For an explanation of the basics of submitting a job, please visit the Running Software page.

A typical batch file for an MPI-based application is shown below:

#!/bin/bash

# Set the name of the job
# (this gets displayed when you get a list of jobs on the cluster)
#SBATCH --job-name="My MPI Job"

# Specify the maximum wall clock time your job can use
# (Your job will be killed if it exceeds this)
#SBATCH --time=3:00:00

# Specify the amount of memory your job needs (in Mb)
# (Your job will be killed if it exceeds this for a significant length of time)
#SBATCH --mem-per-cpu=1024

# Specify the number of cpu cores your job requires
#SBATCH --ntasks=20

# Set up the environment
module load gcc/10.2.0
module load openmpi/4.1.1

# Run the application
echo My job is started
mpirun ./my_mpi_program
echo My job has finished

This is identical to the basic job submission file except for the lines in bold.

Here, we are telling SLURM that our job will utilise 20 CPUs at once but, unlike OpenMP above, we do not stipulate how many of these must be on each server. They could be all on one server, there could be 8 on one server and 12 on another, or even one task on each server – it doesn’t matter. This gives SLURM the most flexibility when it tries to schedule the job for execution.
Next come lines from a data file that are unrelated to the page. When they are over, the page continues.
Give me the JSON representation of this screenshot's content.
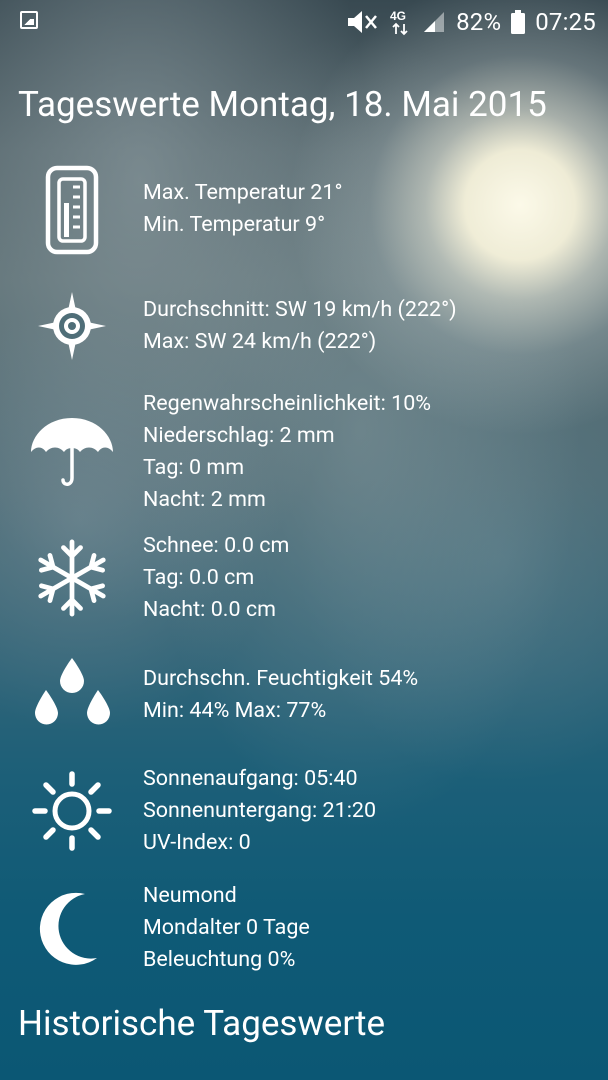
{
  "status_bar": {
    "battery": "82%",
    "time": "07:25",
    "network": "4G",
    "icons": [
      "gallery-icon",
      "mute-icon",
      "network-4g-icon",
      "signal-icon",
      "battery-icon"
    ]
  },
  "page": {
    "title": "Tageswerte Montag, 18. Mai 2015",
    "historical_title": "Historische Tageswerte"
  },
  "rows": [
    {
      "icon": "thermometer-icon",
      "lines": [
        "Max. Temperatur 21°",
        "Min. Temperatur 9°"
      ]
    },
    {
      "icon": "wind-compass-icon",
      "lines": [
        "Durchschnitt: SW 19 km/h (222°)",
        "Max: SW 24 km/h (222°)"
      ]
    },
    {
      "icon": "umbrella-icon",
      "lines": [
        "Regenwahrscheinlichkeit: 10%",
        "Niederschlag: 2 mm",
        "Tag: 0 mm",
        "Nacht: 2 mm"
      ]
    },
    {
      "icon": "snowflake-icon",
      "lines": [
        "Schnee: 0.0 cm",
        "Tag: 0.0 cm",
        "Nacht: 0.0 cm"
      ]
    },
    {
      "icon": "humidity-drops-icon",
      "lines": [
        "Durchschn. Feuchtigkeit 54%",
        "Min: 44% Max: 77%"
      ]
    },
    {
      "icon": "sun-icon",
      "lines": [
        "Sonnenaufgang: 05:40",
        "Sonnenuntergang: 21:20",
        "UV-Index: 0"
      ]
    },
    {
      "icon": "moon-icon",
      "lines": [
        "Neumond",
        "Mondalter 0 Tage",
        "Beleuchtung 0%"
      ]
    }
  ]
}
As we are using an MPI library, we need to load the same module that we used when building the software.

And to run an MPI-based application, we need to use the command mpirun which is responsible for starting the 20 copies of the my_mpi_program, and ensuring they can communicate with each other.

As above, the option mem-per-cpu, defines the required amount of memory per CPU, not the total amount required for the application. In this example, the amount specified is 1024Mb (1Gb), so the total requirements for the job is 20Gb.